I shall say very little about the value of a good education, nor
shall I stop to prove that the customary method of education is bad;
this has been done again and again, and I do not wish to fill my
book with things which everyone knows. I will merely state that, go
as far back as you will, you will find a continual outcry against
the established method, but no attempt to suggest a better. The
literature and science of our day tend rather to destroy than to
build up. We find fault after the manner of a master; to suggest,
we must adopt another style, a style less in accordance with the
pride of the philosopher. In spite of all those books, whose only
aim, so they say, is public utility, the most useful of all arts,
the art of training men, is still neglected. Even after Locke's
book was written the subject remained almost untouched, and I fear
that my book will leave it pretty much as it found it.
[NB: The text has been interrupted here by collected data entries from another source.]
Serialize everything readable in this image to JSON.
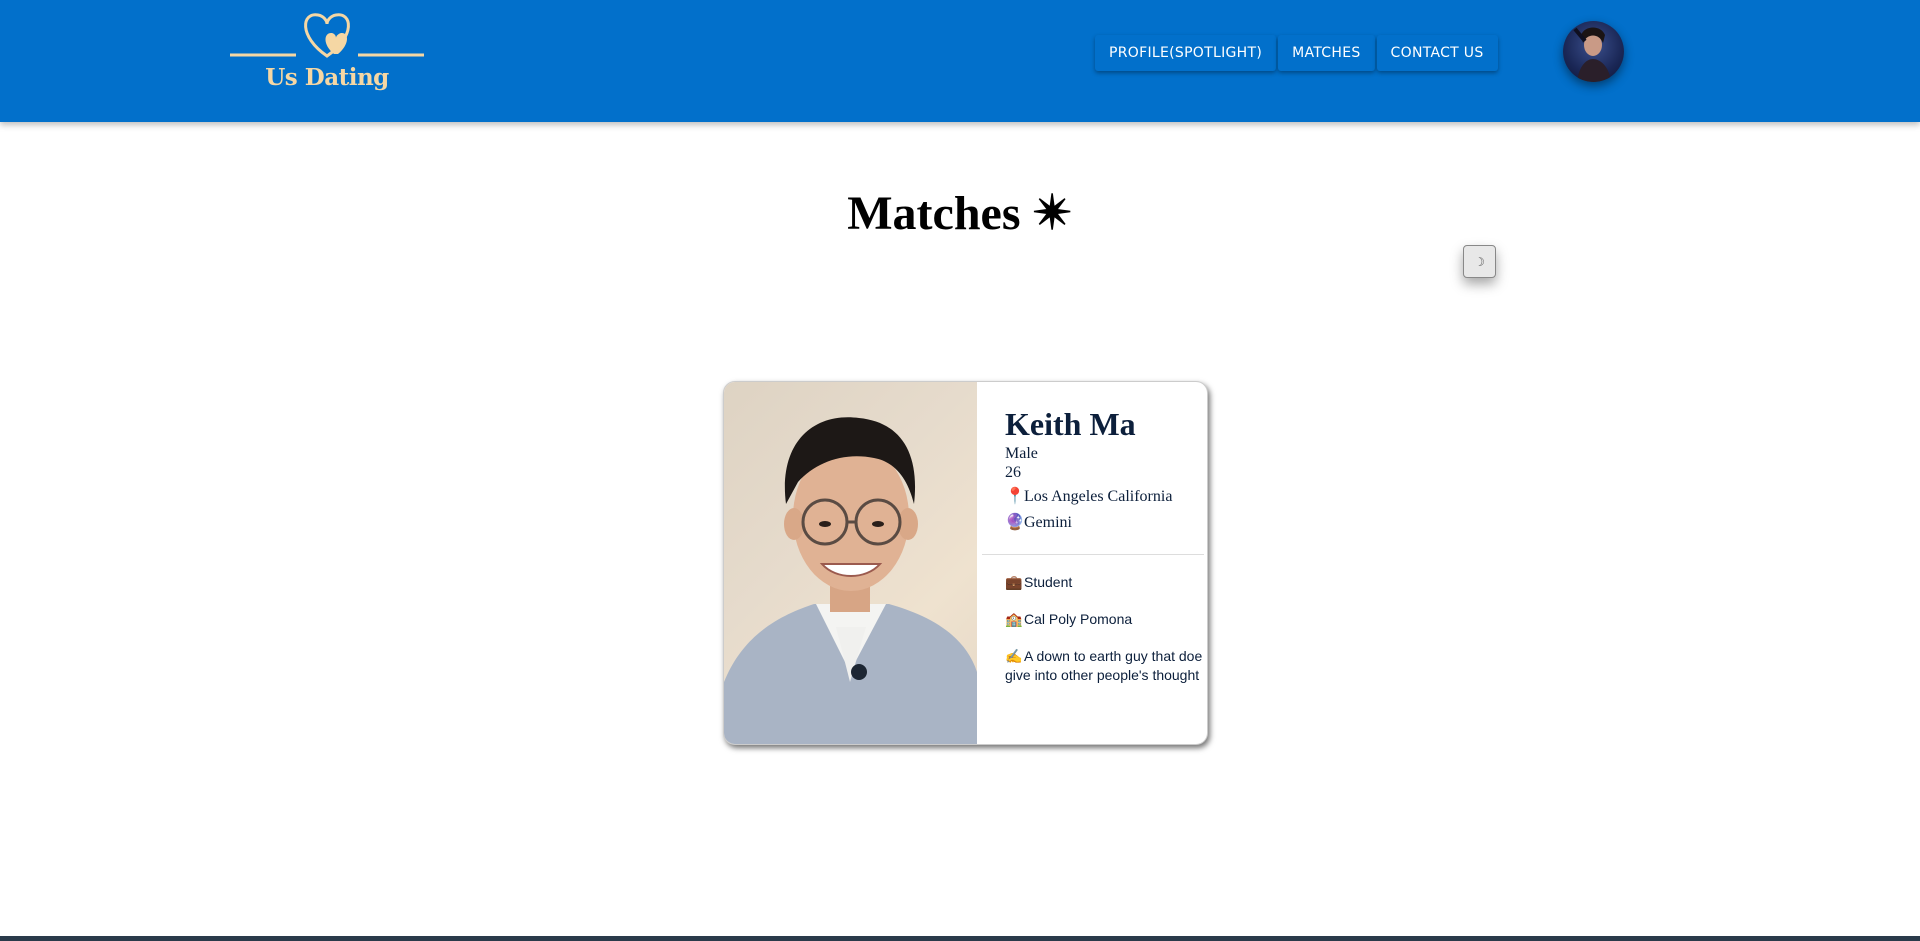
{
  "header": {
    "brand": "Us Dating",
    "nav": [
      {
        "label": "PROFILE(SPOTLIGHT)"
      },
      {
        "label": "MATCHES"
      },
      {
        "label": "CONTACT US"
      }
    ]
  },
  "main": {
    "title": "Matches ✴",
    "theme_toggle_icon": "☽"
  },
  "match_card": {
    "name": "Keith Ma",
    "gender": "Male",
    "age": "26",
    "location_icon": "📍",
    "location": "Los Angeles California",
    "zodiac_icon": "🔮",
    "zodiac": "Gemini",
    "occupation_icon": "💼",
    "occupation": "Student",
    "school_icon": "🏫",
    "school": "Cal Poly Pomona",
    "bio_icon": "✍️",
    "bio_line1": "A down to earth guy that doe",
    "bio_line2": "give into other people's thought"
  },
  "colors": {
    "header_bg": "#0270cb",
    "brand": "#f5d7a4",
    "card_text": "#0c1f3b"
  }
}
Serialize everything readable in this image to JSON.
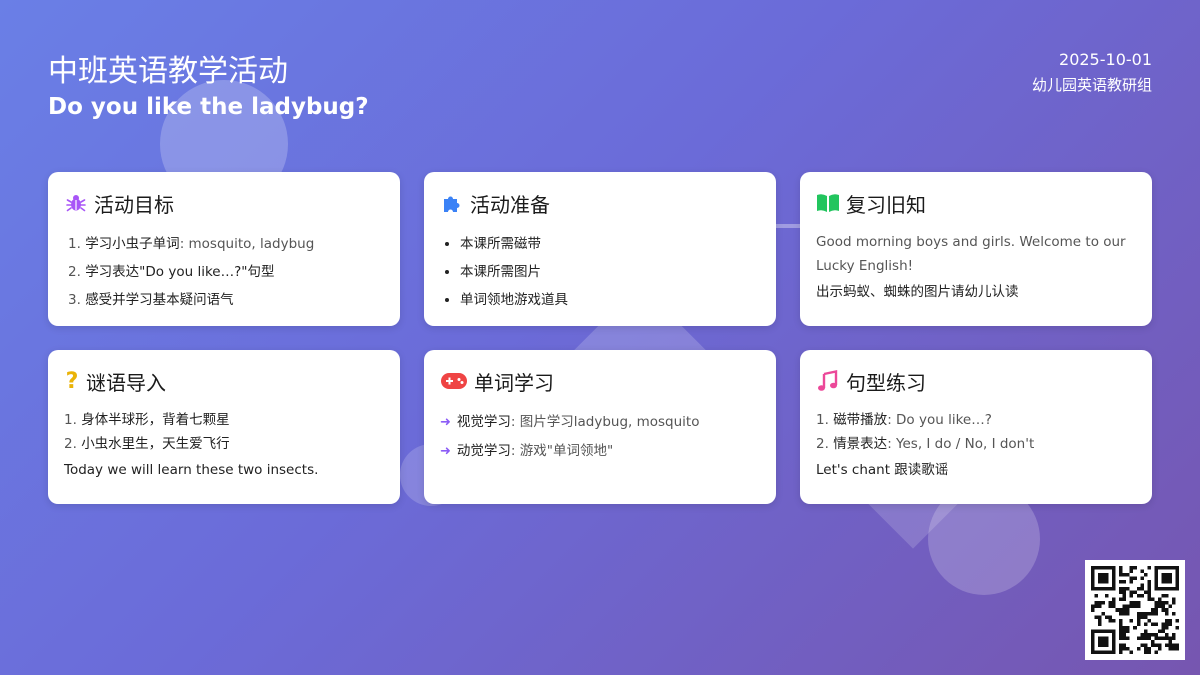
{
  "header": {
    "title": "中班英语教学活动",
    "subtitle": "Do you like the ladybug?",
    "date": "2025-10-01",
    "organization": "幼儿园英语教研组"
  },
  "cards": {
    "goals": {
      "icon": "bug-icon",
      "title": "活动目标",
      "items": [
        {
          "num": "1.",
          "cn": "学习小虫子单词",
          "en": ": mosquito, ladybug"
        },
        {
          "num": "2.",
          "cn": "学习表达\"Do you like…?\"句型",
          "en": ""
        },
        {
          "num": "3.",
          "cn": "感受并学习基本疑问语气",
          "en": ""
        }
      ]
    },
    "preparation": {
      "icon": "puzzle-icon",
      "title": "活动准备",
      "items": [
        "本课所需磁带",
        "本课所需图片",
        "单词领地游戏道具"
      ]
    },
    "review": {
      "icon": "book-icon",
      "title": "复习旧知",
      "paragraph": "Good morning boys and girls. Welcome to our Lucky English!",
      "line": "出示蚂蚁、蜘蛛的图片请幼儿认读"
    },
    "riddle": {
      "icon": "question-icon",
      "title": "谜语导入",
      "items": [
        {
          "num": "1.",
          "text": "身体半球形，背着七颗星"
        },
        {
          "num": "2.",
          "text": "小虫水里生，天生爱飞行"
        }
      ],
      "note": "Today we will learn these two insects."
    },
    "words": {
      "icon": "gamepad-icon",
      "title": "单词学习",
      "items": [
        {
          "cn": "视觉学习",
          "en": ": 图片学习ladybug, mosquito"
        },
        {
          "cn": "动觉学习",
          "en": ": 游戏\"单词领地\""
        }
      ]
    },
    "pattern": {
      "icon": "music-icon",
      "title": "句型练习",
      "items": [
        {
          "num": "1.",
          "cn": "磁带播放",
          "en": ": Do you like…?"
        },
        {
          "num": "2.",
          "cn": "情景表达",
          "en": ": Yes, I do / No, I don't"
        }
      ],
      "note": "Let's chant 跟读歌谣"
    }
  },
  "colors": {
    "bug": "#a855f7",
    "puzzle": "#3b82f6",
    "book": "#22c55e",
    "question": "#eab308",
    "gamepad": "#ef4444",
    "music": "#ec4899"
  }
}
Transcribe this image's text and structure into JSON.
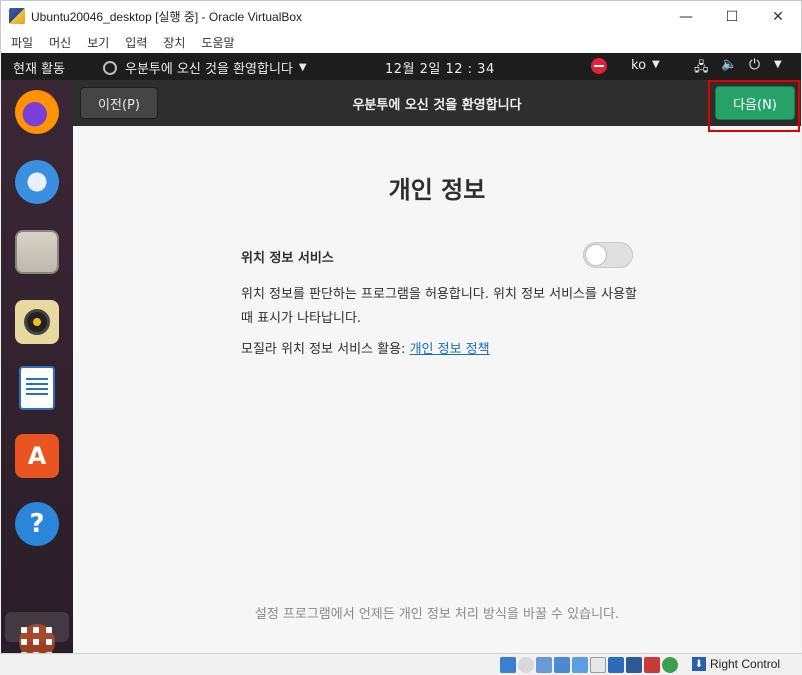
{
  "window": {
    "title": "Ubuntu20046_desktop [실행 중] - Oracle VirtualBox",
    "minimize": "—",
    "maximize": "☐",
    "close": "✕"
  },
  "menubar": {
    "items": [
      "파일",
      "머신",
      "보기",
      "입력",
      "장치",
      "도움말"
    ]
  },
  "topbar": {
    "activities": "현재 활동",
    "app_menu": "우분투에 오신 것을 환영합니다",
    "clock": "12월 2일  12 : 34",
    "lang": "ko"
  },
  "dock": {
    "items": [
      "firefox",
      "thunderbird",
      "files",
      "rhythmbox",
      "libreoffice-writer",
      "ubuntu-software",
      "help"
    ]
  },
  "installer": {
    "header_title": "우분투에 오신 것을 환영합니다",
    "prev_button": "이전(P)",
    "next_button": "다음(N)",
    "page_title": "개인 정보",
    "location_label": "위치 정보 서비스",
    "location_enabled": false,
    "description": "위치 정보를 판단하는 프로그램을 허용합니다. 위치 정보 서비스를 사용할 때 표시가 나타납니다.",
    "policy_prefix": "모질라 위치 정보 서비스 활용: ",
    "policy_link": "개인 정보 정책",
    "footer_note": "설정 프로그램에서 언제든 개인 정보 처리 방식을 바꿀 수 있습니다."
  },
  "statusbar": {
    "host_key": "Right Control"
  },
  "colors": {
    "accent_next": "#26a269",
    "highlight_box": "#e00000",
    "link": "#1a6fb8"
  }
}
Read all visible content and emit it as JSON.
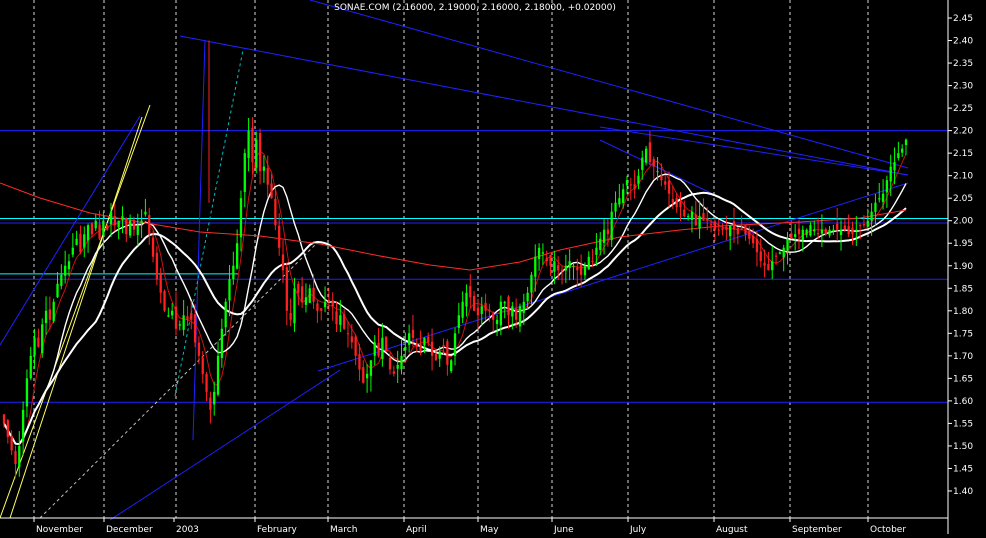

We know nothing of childhood; and with our mistaken notions the
further we advance the further we go astray. The wisest writers
devote themselves to what a man ought to know, without asking what
a child is capable of learning. They are always looking for the
man in the child, without considering what he is before he becomes
a man. It is to this study that I have chiefly devoted myself,
so that if my method is fanciful and unsound, my observations may
still be of service. I may be greatly mistaken as to what ought to
be done, but I think I have clearly perceived the material which
is to be worked upon. Begin thus by making a more careful study of
your scholars, for it is clear that you know nothing about them;
yet if you read this book with that end in view, I think you will
find that it is not entirely useless.